When Archbishop Kurtz’s previous secretary, Norma Merrick (who also served as vice-Chancellor), announced in late 2011 her plans to retire, the archdiocese’s Chancellor and Chief Administrative Officer, Dr. Brian Reynolds, recommended Sister Wolff to the archbishop.
“Brian said to me that the Benedictine Sisters of Ferdinand have been very good,” said Archbishop Kurtz. “And they have. I knew a number of them who served (in the archdiocese), and I had a favorable opinion and admiration for the great work that they’re doing.”
So he contacted the monastery about the possibility, and Sister Wolff came on board in February 2012.
“People are very positive about Sister Paula,” says Archbishop Kurtz. “They’re very grateful for what she does. I think her being a woman religious prepares her well. People hold women religious in high regard. Her being a Ferdinand Benedictine sister has a number of benefits. The first, I think, is her own formation. She comes as a person called by Christ, formed in service to others. She can do that in a very unique way. Secondly, I think there’s a great avenue of people who have an immediate positive aspect in speaking to a sister. And I think it’s good for our own chancery life to have an active woman religious in a leadership role within the chancery staff. Currently sister is the only one here.”
The archbishop also points out the Ferdinand Benedictines’ commitment to living in community, something he doesn’t see often.
“I think that support with community life, in prayer and in shared living, is a great support for her,” he said. “We all need that kind of help, because she’s in a stressful position as the executive secretary for the archbishop. She certainly has been a great presence for us.”
Sister Wolff sees her role within the chancery office as being a “connector” to the archbishop. Her office is next to his, so she often makes the connections for others needing an appointment. And there are a lot of requests she has to juggle. The office houses seven different departments, all working to help the archbishop help the archdiocese to serve the people. Sister Wolff is right in the middle of it, “trying to keep it going,” she said, smiling.
She felt “wonderful” when the director of evangelization, before starting a morning prayer at the chancery office, asked her to provide a Ferdinand Benedictine prayer book to see how the Liturgy of the Hours was laid out.

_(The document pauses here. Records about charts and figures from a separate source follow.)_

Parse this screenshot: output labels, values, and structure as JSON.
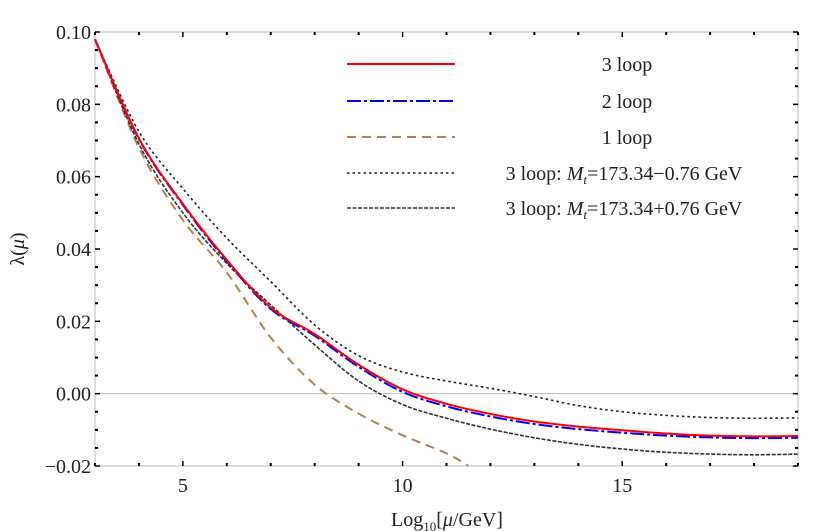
{
  "chart_data": {
    "type": "line",
    "title": "",
    "xlabel": {
      "prefix": "Log",
      "sub": "10",
      "rest_open": "[",
      "mu": "μ",
      "rest_close": "/GeV]"
    },
    "ylabel": {
      "lambda": "λ(",
      "mu": "μ",
      "close": ")"
    },
    "xlim": [
      3,
      19
    ],
    "ylim": [
      -0.02,
      0.1
    ],
    "xticks": [
      5,
      10,
      15
    ],
    "xtick_labels": [
      "5",
      "10",
      "15"
    ],
    "yticks": [
      -0.02,
      0.0,
      0.02,
      0.04,
      0.06,
      0.08,
      0.1
    ],
    "ytick_labels": [
      "−0.02",
      "0.00",
      "0.02",
      "0.04",
      "0.06",
      "0.08",
      "0.10"
    ],
    "grid": "horizontal line at y=0 only",
    "legend_position": "top-right",
    "series": [
      {
        "name": "3 loop",
        "color": "#ff0000",
        "style": "solid",
        "x": [
          3,
          4,
          5,
          6,
          7,
          8,
          9,
          10,
          11,
          12,
          13,
          14,
          15,
          16,
          17,
          18,
          19
        ],
        "y": [
          0.098,
          0.0706,
          0.0525,
          0.037,
          0.0238,
          0.0165,
          0.008,
          0.0012,
          -0.0028,
          -0.0056,
          -0.0077,
          -0.0091,
          -0.0101,
          -0.011,
          -0.0116,
          -0.0118,
          -0.0117
        ]
      },
      {
        "name": "2 loop",
        "color": "#0000ff",
        "style": "dashdot",
        "x": [
          3,
          4,
          5,
          6,
          7,
          8,
          9,
          10,
          11,
          12,
          13,
          14,
          15,
          16,
          17,
          18,
          19
        ],
        "y": [
          0.098,
          0.0704,
          0.0522,
          0.0366,
          0.0234,
          0.016,
          0.0074,
          0.0005,
          -0.0035,
          -0.0063,
          -0.0084,
          -0.0098,
          -0.0108,
          -0.0116,
          -0.0121,
          -0.0123,
          -0.0122
        ]
      },
      {
        "name": "1 loop",
        "color": "#b5834a",
        "style": "dashed",
        "x": [
          3,
          4,
          5,
          6,
          7,
          8,
          9,
          10,
          11,
          11.5
        ],
        "y": [
          0.098,
          0.068,
          0.048,
          0.0335,
          0.0155,
          0.0025,
          -0.0055,
          -0.0115,
          -0.0165,
          -0.02
        ]
      },
      {
        "name": "3 loop: M_t=173.34−0.76 GeV",
        "color": "#222222",
        "style": "dotted",
        "x": [
          3,
          4,
          5,
          6,
          7,
          8,
          9,
          10,
          11,
          12,
          13,
          14,
          15,
          16,
          17,
          18,
          19
        ],
        "y": [
          0.098,
          0.0725,
          0.0567,
          0.043,
          0.031,
          0.019,
          0.0105,
          0.006,
          0.0035,
          0.0015,
          -0.0008,
          -0.0033,
          -0.005,
          -0.006,
          -0.0066,
          -0.0068,
          -0.0067
        ]
      },
      {
        "name": "3 loop: M_t=173.34+0.76 GeV",
        "color": "#333333",
        "style": "fine-dashed",
        "x": [
          3,
          4,
          5,
          6,
          7,
          8,
          9,
          10,
          11,
          12,
          13,
          14,
          15,
          16,
          17,
          18,
          19
        ],
        "y": [
          0.098,
          0.069,
          0.05,
          0.036,
          0.0245,
          0.0135,
          0.0035,
          -0.003,
          -0.0068,
          -0.0098,
          -0.0122,
          -0.014,
          -0.0153,
          -0.0162,
          -0.0167,
          -0.0169,
          -0.0167
        ]
      }
    ],
    "legend": [
      {
        "prefix": "3 loop",
        "sym": "",
        "sub": "",
        "suffix": ""
      },
      {
        "prefix": "2 loop",
        "sym": "",
        "sub": "",
        "suffix": ""
      },
      {
        "prefix": "1 loop",
        "sym": "",
        "sub": "",
        "suffix": ""
      },
      {
        "prefix": "3 loop: ",
        "sym": "M",
        "sub": "t",
        "suffix": "=173.34−0.76 GeV"
      },
      {
        "prefix": "3 loop: ",
        "sym": "M",
        "sub": "t",
        "suffix": "=173.34+0.76 GeV"
      }
    ]
  }
}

Sister Wolff sometimes helps lead the prayers.
“For me, it doesn’t matter what kind of task I’m working on, as long as it’s helping somehow, even indirectly,” she said. “It’s important that it’s furthering God’s work. I’m amazed at how much Archbishop Kurtz can get into his schedule, by what he tries to do, and I’m surprised he’s able to do as much as he is.”
Part of it might be that he has such a good scheduler in Sister Wolff, though she’d never say it. Indeed, Jen Steinmacher, a fellow office secretary, says, “She’s humble, she doesn’t expect praise. She is very dedicated, has a lot of patience, and is just a kind, compassionate, gentle person.”